Boretto (Reggio Emilia), 10 gennaio 2014 -  DOVEVA essere un punto di riferimento per la navigazione commerciale su fiume, ma dal 2007, anno della sua inaugurazione, in pratica non è mai entrato in funzione. Una vera e propria ‘cattedrale nel deserto’ da otto milioni di euro. È il Tec, il Terminal dell’Emilia Centrale di San Rocco di Boretto, un porto progettato nel paese reggiano per fungere da attracco per navi commerciali, unica infrastruttura idroviaria di questo tipo sulla sponda emiliana del Po.
Pensato già alla fine degli anni Novanta dai vertici dell’ex Arni (poi confluita in Aipo), il porto commerciale borettese doveva offrire un’alternativa al trasporto su strada e portare al fiume i flussi di traffico che si prestano al trasporto su acque interne: interti, sabbie, argille, ghiaia, ma anche olio combustibile, gas, prodotti chimici, farine, materiali ferrosi… Forte dei numeri del 2003 e del 2004 dei valori del trasporto su fiume (circa tre milioni di tonnellate di merci varie), il progetto del Tec sembrava essere un grosso investimento improntato al futuro del trasporto commerciale su una vasta area del nord Italia, fra la zona delle Ceramiche e la Motor Valley.

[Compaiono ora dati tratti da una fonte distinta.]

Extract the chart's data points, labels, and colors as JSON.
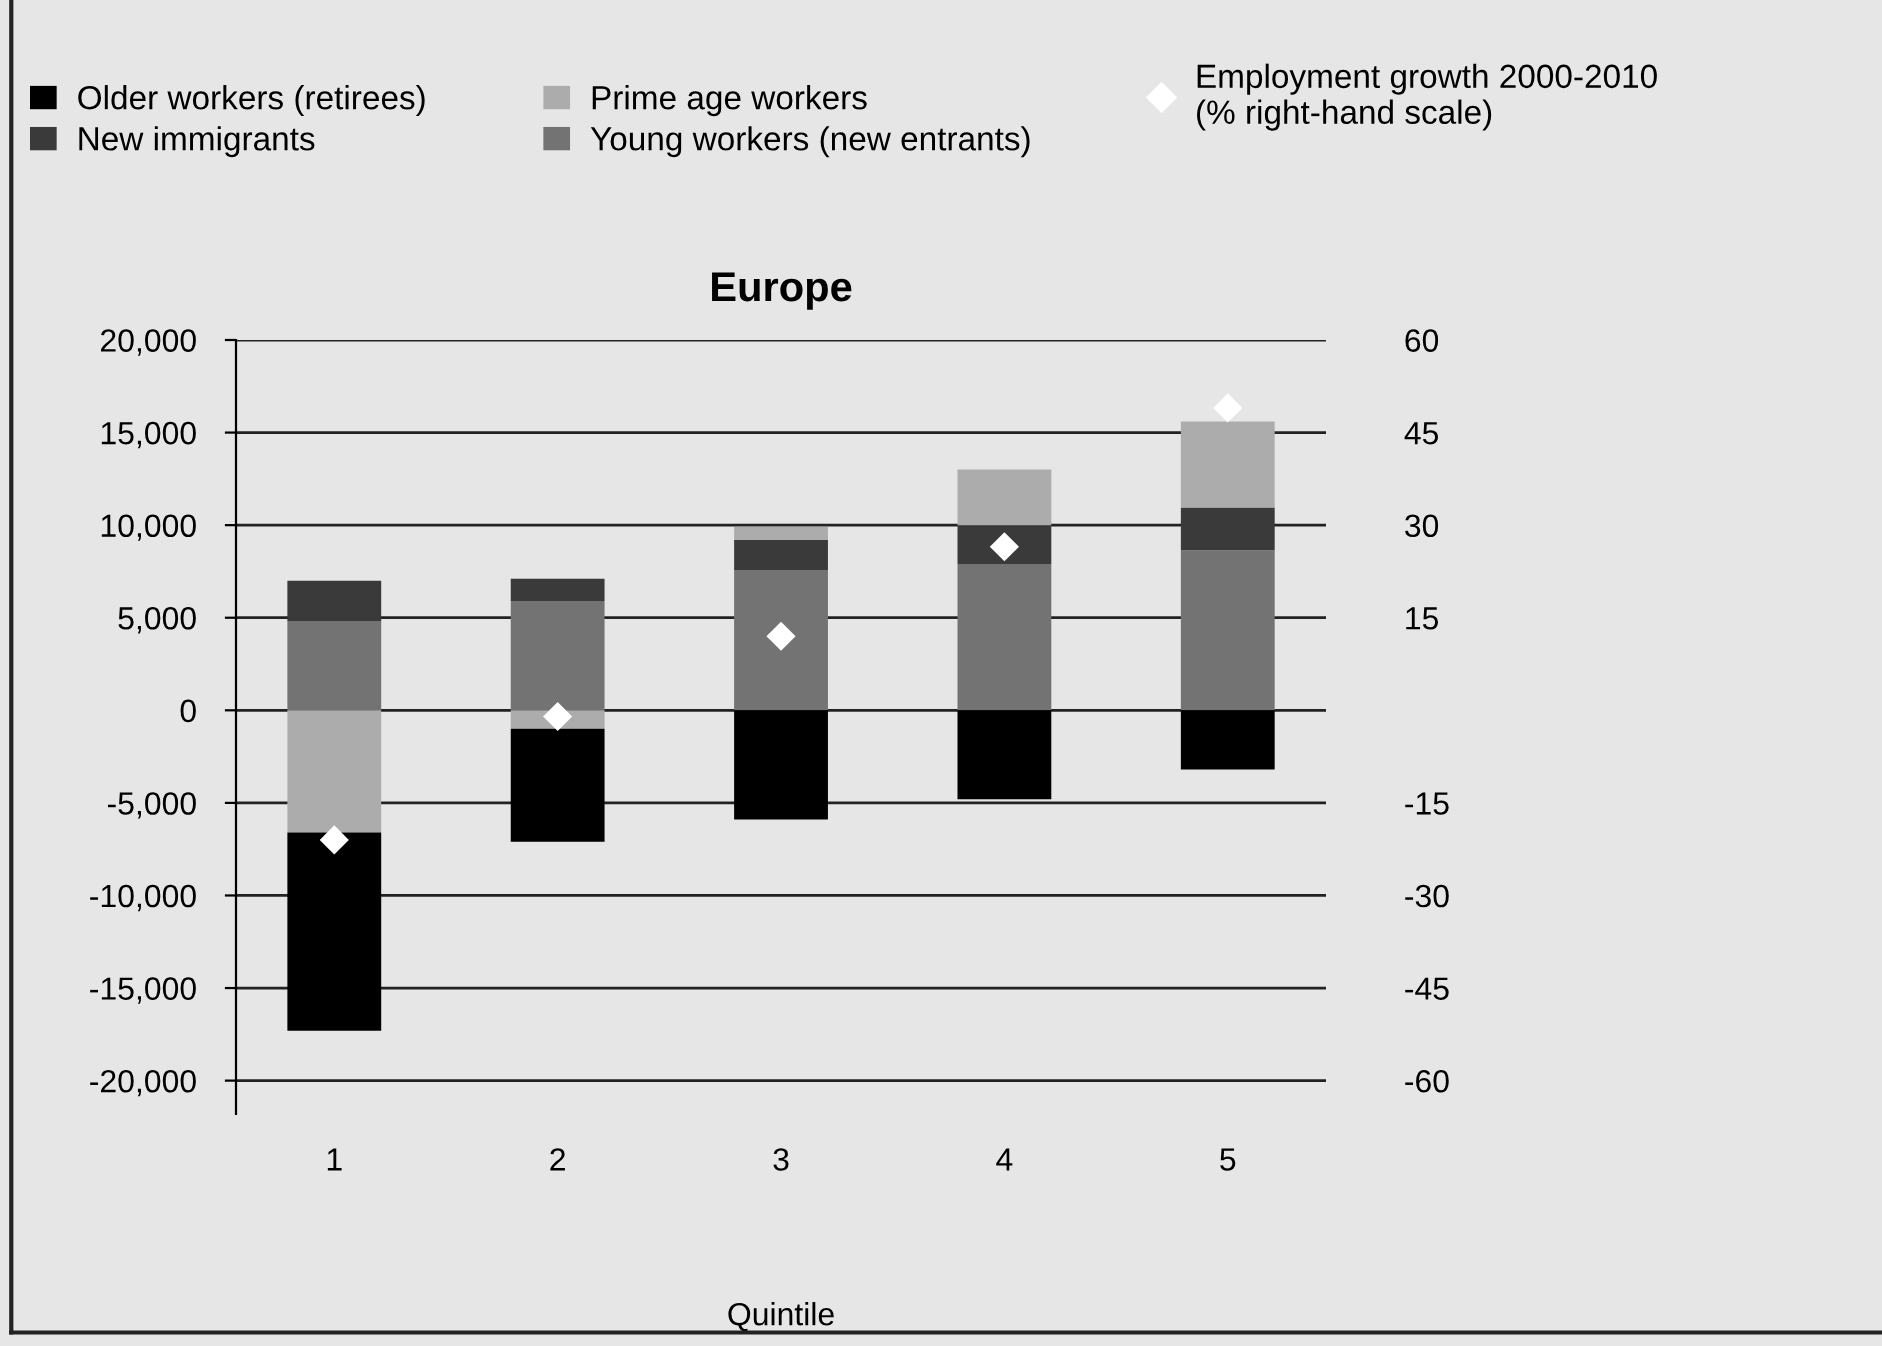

IL TEC è stato realizzato con una capacità di circa 700 mila tonnellate all’anno (2.500 tonnellate al giorno), con previsione di accogliere da subito circa 70 mila tonnellate di merci, pari a oltre tremila autotreni che sarebbero stati tolti dal traffico stradale. Che significa limitato rischio di incidenti (soprattutto per i possibili effetti di trasporti di materiale chimico o pericoloso) e riduzione di inquinamento atmosferico. Per rendere efficiente il Tec, si era pensato pure ai collegamenti con l’esterno: un’adeguata bretella stradale con collegamento diretto alla Cispadana (il nuovo asse che attraversa tutta l’area rivierasca reggiana, da Codisotto di Luzzara fino a Brescello), ma anche un percorso ferroviario (questo, però, mai realizzato) per raggiungere la vicina linea Parma-Guastalla-Suzzara.
Un progetto, quello del porto commerciale, approvato nel 1998 dalla Regione Emilia-Romagna con fondi dello Stato, per una somma di oltre otto milioni di euro. Un prezzo concorrenziale del carburante per le navi e accordi con grossi gruppi industriali avrebbero dovuto lanciare il trasporto fluviale. Ma, dopo i timidi segnali di interesse iniziali, in molti avevano preferito mantenere il servizio di trasporto su rotaia e su gomma, evitando così i possibili disagi dovuti allo stop della navigazione nei periodi di secca del fiume Po. Così, al Tec di Boretto di grandi navi non ne sono mai arrivate. Così come il grande piazzale è sempre rimasto deserto.

A ECCEZIONE di un periodo in cui un’azienda locale, la Bacchi Spa, nel 2008 aveva ottenuto il permesso di usare l’area esterna del piazzale come deposito per tubi in metallo, pagando un affitto di 18mila euro all’anno. Ma anche quel deposito, in tempi brevi, era stato ‘smantellato’, togliendo pure quella minima attività che si era creata attorno alla struttura. Una realtà che non è cambiata nel tempo: il Tec di Boretto resta abbandonato a sé stesso. Resta la segnaletica che indica il porto, ma il grande cartello all’ingresso è stato rimosso dalla struttura, che ai passanti sul vicino argine appare come un gran piazzale su cui crescono solo… erbacce.